Weeks later, Doris's feet were pressed into the hard shapes of black lacquered leather shoes, she was stuffed into a little dress, and her hair was held back from her face with a little ribbon. The family had to stand still for pictures. The day was long. The drive to those picture taking places was longer. The air in the city stank of things that Doris had no name for.

Without her daddy at home, puttering around in the workshop, Doris felt the house grow cold. Melissa was trapped in the shop until one morning, she didn't open it up. The house became lonely and colder without the daily trickle of people stopping by for a coffee, a cookie, and a chit-chat.

Twenty years later, Doris had built a living in stand-up comedy. "That Curmudgeon Gal" was the title of her show.
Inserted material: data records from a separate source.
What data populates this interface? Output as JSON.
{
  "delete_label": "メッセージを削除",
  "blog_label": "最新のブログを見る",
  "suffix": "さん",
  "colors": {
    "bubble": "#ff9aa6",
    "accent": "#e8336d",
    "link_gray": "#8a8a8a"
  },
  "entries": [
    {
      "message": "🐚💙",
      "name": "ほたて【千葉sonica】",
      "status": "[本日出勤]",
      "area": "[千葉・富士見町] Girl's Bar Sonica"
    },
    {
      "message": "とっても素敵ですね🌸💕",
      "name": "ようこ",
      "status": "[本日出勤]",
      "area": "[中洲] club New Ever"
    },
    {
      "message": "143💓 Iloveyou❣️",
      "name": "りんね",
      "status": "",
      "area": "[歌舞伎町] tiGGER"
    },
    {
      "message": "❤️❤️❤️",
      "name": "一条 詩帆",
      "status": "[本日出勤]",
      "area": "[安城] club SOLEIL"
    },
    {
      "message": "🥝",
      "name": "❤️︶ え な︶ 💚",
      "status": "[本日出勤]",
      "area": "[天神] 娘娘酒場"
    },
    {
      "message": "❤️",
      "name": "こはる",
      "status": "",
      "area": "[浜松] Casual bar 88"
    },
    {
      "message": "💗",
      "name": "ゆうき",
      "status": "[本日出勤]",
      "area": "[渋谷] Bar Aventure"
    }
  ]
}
Her brand was to hold up industrially made items and talk trash about them. The audiences loved her. Her props were entirely made up of those stupid inspirational quote things. They were everywhere and on everything now. Shower curtains, mugs, welcome mats, framed, urns for pet ashes. Except driftwood. They weren't driftwood anymore.

And nobody in her family ever went back to walking barefoot in the sand.